Freud não escreveu o termo “adolescência” e sim “puberdade” ou “juventude”, já
que o idioma alemão, de sua época, não incluía essa palavra. Maud Mannoni
escreve que em língua francesa quem utilizou pela primeira vez o termo
“adolescência” foi Vitor Hugo, no final do século dezenove. A adolescência, para
alguns autores, se evidencia e adquire um estatuto psico-social, no período
compreendido entra as duas grandes guerras mundiais, 1918 e 1939. Até então a
passagem da infância ao mundo adulto acontecia em um curto espaço de tempo,
através dos rituais de iniciação. Considerando, por outro lado, que a infância –
como período de desenvolvimento, com necessidades e direitos específicos – não
tem mais de trezentos anos, sendo resultado (como a própria psicanálise) da
modernidade e do iluminismo, somos levados a refletir sobre a inserção da
infância e da adolescência no contexto da cultura contemporânea. Não devemos
esquecer a idéia transmitida por Freud ao desenvolver o conceito de séries
complementares (ou equação etiológica), enfatizando a formação da
personalidade como resultado de fatores constitucionais e sociais (vivência infantis
e situação atual). Nessa linha de pensamento a cultura incide, sim, no
desenvolvimento e nos processos maturacionais.
A cultura contemporânea, particularmente nos grandes centros urbanos, promove
– por exemplo – uma erotização genital no universo da infância (através, por
exemplo, da sociedade de consumo e da mídia ) que propicia a oportunidade de
um adolescer mais precoce e, por conseqüência um “encurtamento” ou uma
“turbulência” no período de latência. Os processos psíquicos da adolescência,
desencadeados antes da à puberdade, tumultuam o período de latência, levando
a dificuldades de aprendizado e na organização de aspectos éticos e morais.
Freud (1905) é explicito quanto aos aspectos das “influências externas” sobre a
latência, ao escrever “...a experiência mostrou ainda que as influências externas
de sedução são capazes de provocar interrupções do período de latência ou
mesmo seu término, e que, nesse sentido, o instinto sexual das crianças se revela
na verdade perverso e polimorfo; parece, além do mais, que qualquer atividade
sexual prematura diminui a educabilidade da criança”. A “sedução” vista hoje não
só como acontecendo no espaço doméstico, mas, também, como interferência da
cultura e da sociedade. Quando escrevo “cultura contemporânea” me refiro,
evidentemente, e no caso específico de crianças e adolescentes, não apenas à
sociedade em geral, mas, também, às estruturas familiares.

Comentários
Essas considerações que trago para a discussão, buscando as contribuições
freudianas, me levam a pensar que várias configurações clínicas que observamos
hoje podem ter relação com as rápidas e bruscas mudanças da cultura.

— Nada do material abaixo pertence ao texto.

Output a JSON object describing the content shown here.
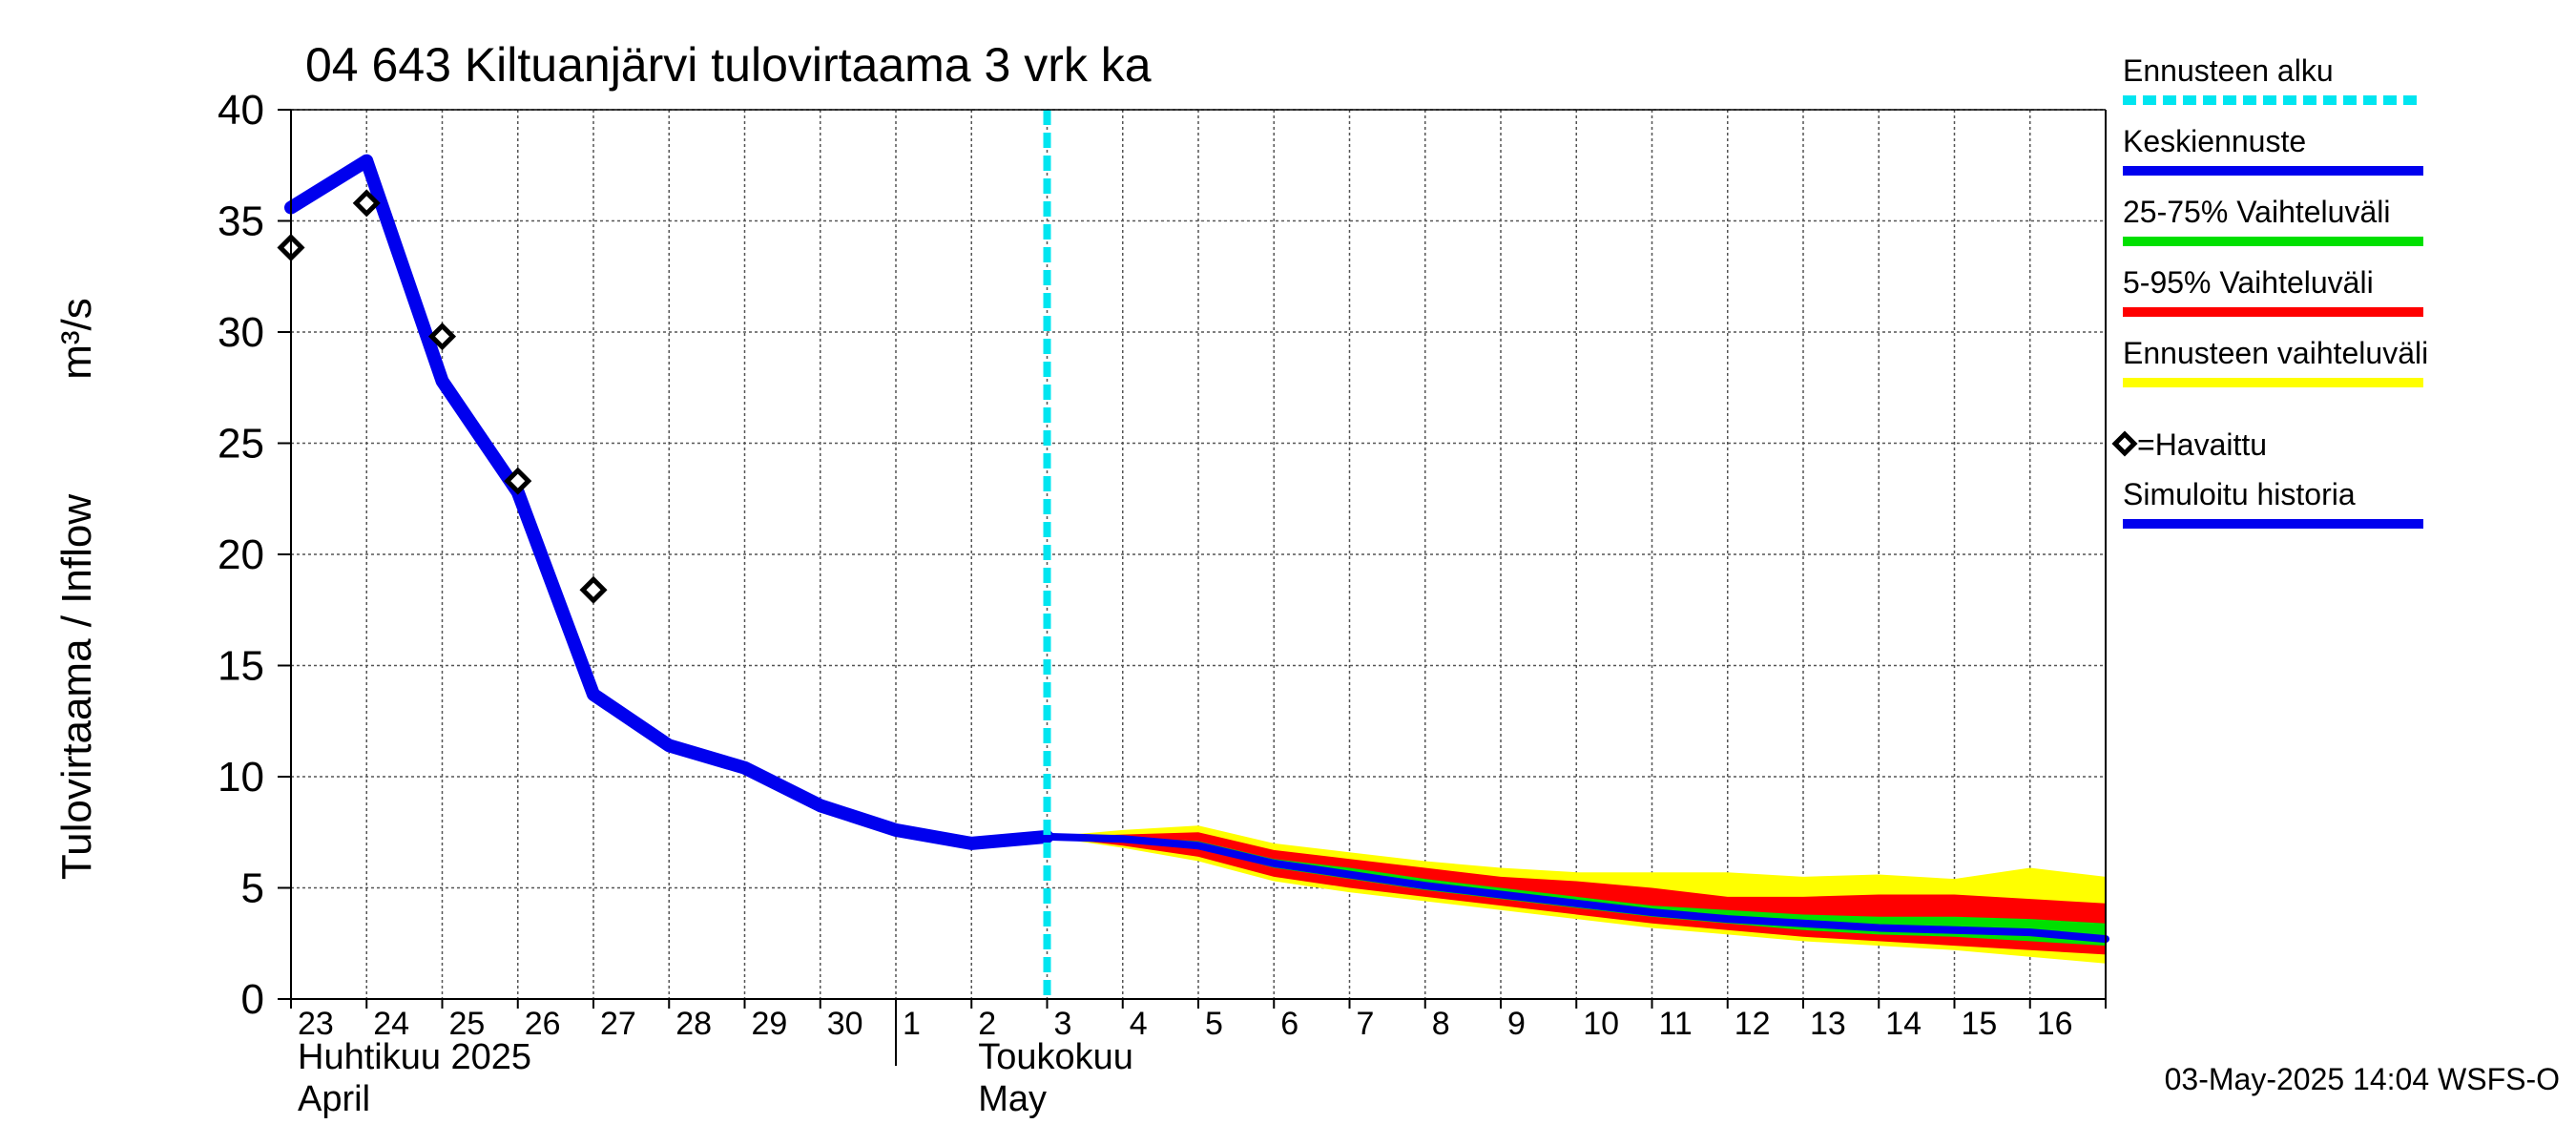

É possível, e não estou sendo original nessa idéia, de que estamos presenciando
uma pressão para a “desinvenção” de uma parte importante da infância, no caso
específico o “período de latência”. Para uma outra ocasião, mas no mesmo
sentido, poderá ser interessante discutir a expansão da adolescência que produz
o fenômeno da “adultescência”, condição que revela o desejo de uma parte
importante do mundo adulto, ocidental, urbano e contemporâneo, de “ser” ou ao
menos “parecer ser” adolescente. A mídia refere também aos “kidadults”,
indivíduos que cronologicamente são adultos, mas buscar vestir-se e portar-se
como crianças. Faltará, dessa maneira, adultos com que os adolescentes possam
estabelecer suas necessárias (e estruturantes) identificações.